Semantic segmentation and instance segmentation can be used to extract building footprints, but the results are usually too sloppy for cartographic applications. By using end-to-end learning and incorporating domain-specific knowledge into models, researchers have developed a variety of more sophisticated model architectures that perform better. PolyMapper uses an RNN to sequentially connect vertices into polygons. Frame field learning uses a novel representation of contours that can better capture sharp corners, which is important for buildings. Finally, PolyWorld uses a differentiable solver for a combinatorial optimization problem to group vertices into polygons.
Unfortunately, all of these approaches are difficult to implement, with many important details left out in this blog, and either aren’t open source or use restrictive licenses. In addition, many approaches cannot handle shared walls between buildings. Given these limitations, these newer methods may not be worthwhile for use cases such as population density estimation that do not require high fidelity. However, to generate cartographic-quality footprints for databases such as OSM, more sophisticated methods are worth a try.
 Li, Zuoyue, Jan Dirk Wegner, and Aurélien Lucchi. “Topological map extraction from overhead images.” In Proceedings of the IEEE/CVF International Conference on Computer Vision, pp. 1715-1724. 2019.

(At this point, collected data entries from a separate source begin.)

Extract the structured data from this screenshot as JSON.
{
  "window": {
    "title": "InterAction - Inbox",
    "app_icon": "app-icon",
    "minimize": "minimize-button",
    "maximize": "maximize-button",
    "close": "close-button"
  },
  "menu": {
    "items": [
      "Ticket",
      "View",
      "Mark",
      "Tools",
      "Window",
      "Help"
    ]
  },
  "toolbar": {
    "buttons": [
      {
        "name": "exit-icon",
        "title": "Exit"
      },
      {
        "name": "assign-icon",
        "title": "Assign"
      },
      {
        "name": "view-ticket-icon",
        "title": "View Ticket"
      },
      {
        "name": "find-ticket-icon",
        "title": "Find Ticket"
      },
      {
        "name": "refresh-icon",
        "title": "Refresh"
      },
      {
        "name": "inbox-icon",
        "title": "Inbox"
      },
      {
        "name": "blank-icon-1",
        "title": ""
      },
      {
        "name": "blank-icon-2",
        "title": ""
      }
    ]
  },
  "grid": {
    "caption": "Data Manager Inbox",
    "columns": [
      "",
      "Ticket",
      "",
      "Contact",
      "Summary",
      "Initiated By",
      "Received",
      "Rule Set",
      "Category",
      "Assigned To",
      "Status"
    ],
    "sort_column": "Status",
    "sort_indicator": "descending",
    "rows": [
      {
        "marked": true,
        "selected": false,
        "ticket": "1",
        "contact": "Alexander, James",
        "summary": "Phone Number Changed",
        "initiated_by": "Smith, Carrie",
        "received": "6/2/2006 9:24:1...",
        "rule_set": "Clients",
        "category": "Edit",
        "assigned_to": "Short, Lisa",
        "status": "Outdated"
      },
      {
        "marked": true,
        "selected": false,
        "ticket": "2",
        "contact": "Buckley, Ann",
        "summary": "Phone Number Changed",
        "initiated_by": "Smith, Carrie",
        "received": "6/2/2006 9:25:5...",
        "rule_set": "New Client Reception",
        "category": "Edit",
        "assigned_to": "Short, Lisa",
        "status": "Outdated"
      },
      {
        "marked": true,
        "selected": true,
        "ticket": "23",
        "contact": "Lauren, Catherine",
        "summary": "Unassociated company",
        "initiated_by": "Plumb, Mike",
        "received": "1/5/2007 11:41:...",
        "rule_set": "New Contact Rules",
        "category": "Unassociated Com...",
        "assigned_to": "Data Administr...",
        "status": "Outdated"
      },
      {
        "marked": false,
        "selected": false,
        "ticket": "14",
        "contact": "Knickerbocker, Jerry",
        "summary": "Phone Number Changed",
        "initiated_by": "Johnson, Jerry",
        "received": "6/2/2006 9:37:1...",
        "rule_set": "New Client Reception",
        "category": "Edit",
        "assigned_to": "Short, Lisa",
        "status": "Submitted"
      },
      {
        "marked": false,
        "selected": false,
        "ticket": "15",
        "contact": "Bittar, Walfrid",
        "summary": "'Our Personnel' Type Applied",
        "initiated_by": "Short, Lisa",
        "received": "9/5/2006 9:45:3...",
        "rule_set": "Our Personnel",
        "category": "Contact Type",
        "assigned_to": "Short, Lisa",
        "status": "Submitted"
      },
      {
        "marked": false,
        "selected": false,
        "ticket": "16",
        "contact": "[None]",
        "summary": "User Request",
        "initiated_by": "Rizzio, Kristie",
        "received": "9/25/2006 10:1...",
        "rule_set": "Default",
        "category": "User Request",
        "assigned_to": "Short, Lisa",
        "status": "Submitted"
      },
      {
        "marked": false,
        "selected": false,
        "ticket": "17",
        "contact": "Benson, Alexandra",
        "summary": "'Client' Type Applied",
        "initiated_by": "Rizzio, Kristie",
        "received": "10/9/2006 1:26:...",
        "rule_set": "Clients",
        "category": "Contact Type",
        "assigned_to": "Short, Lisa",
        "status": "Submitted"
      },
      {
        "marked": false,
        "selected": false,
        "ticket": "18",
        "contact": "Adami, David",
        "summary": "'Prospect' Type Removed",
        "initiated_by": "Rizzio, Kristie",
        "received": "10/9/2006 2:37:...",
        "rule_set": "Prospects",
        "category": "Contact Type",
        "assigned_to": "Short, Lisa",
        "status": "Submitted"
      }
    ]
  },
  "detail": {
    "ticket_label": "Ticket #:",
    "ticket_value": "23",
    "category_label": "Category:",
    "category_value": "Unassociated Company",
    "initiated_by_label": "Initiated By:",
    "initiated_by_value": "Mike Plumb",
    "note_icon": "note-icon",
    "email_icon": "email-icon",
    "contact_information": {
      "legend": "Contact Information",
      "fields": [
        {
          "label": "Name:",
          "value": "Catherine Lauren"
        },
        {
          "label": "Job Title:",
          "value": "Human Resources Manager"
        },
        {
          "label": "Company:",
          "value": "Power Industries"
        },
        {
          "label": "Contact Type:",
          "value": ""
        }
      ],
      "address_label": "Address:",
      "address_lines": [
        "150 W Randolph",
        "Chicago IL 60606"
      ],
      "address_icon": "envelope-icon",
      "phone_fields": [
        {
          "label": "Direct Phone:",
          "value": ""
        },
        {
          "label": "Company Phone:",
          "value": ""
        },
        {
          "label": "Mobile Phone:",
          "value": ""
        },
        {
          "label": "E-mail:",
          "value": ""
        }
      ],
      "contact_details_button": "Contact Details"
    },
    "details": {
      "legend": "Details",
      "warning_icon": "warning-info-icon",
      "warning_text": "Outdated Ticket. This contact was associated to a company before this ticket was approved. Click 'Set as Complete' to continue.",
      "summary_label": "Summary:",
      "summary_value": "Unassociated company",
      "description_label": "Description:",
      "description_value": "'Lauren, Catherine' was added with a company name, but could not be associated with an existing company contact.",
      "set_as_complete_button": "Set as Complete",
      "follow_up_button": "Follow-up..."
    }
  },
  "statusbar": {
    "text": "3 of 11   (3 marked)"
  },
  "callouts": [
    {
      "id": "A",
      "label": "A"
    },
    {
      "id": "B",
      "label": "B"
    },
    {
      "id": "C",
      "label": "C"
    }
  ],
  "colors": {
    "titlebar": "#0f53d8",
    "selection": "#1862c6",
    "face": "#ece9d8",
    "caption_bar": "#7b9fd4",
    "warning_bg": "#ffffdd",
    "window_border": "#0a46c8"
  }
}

 Girard, Nicolas, Dmitriy Smirnov, Justin Solomon, and Yuliya Tarabalka. “Polygonal building extraction by frame field learning.” In Proceedings of the IEEE/CVF Conference on Computer Vision and Pattern Recognition, pp. 5891-5900. 2021.
 Zorzi, Stefano, Shabab Bazrafkan, Stefan Habenschuss, and Friedrich Fraundorfer. “PolyWorld: Polygonal Building Extraction with Graph Neural Networks in Satellite Images.” In Proceedings of the IEEE/CVF Conference on Computer Vision and Pattern Recognition, pp. 1848-1857. 2022.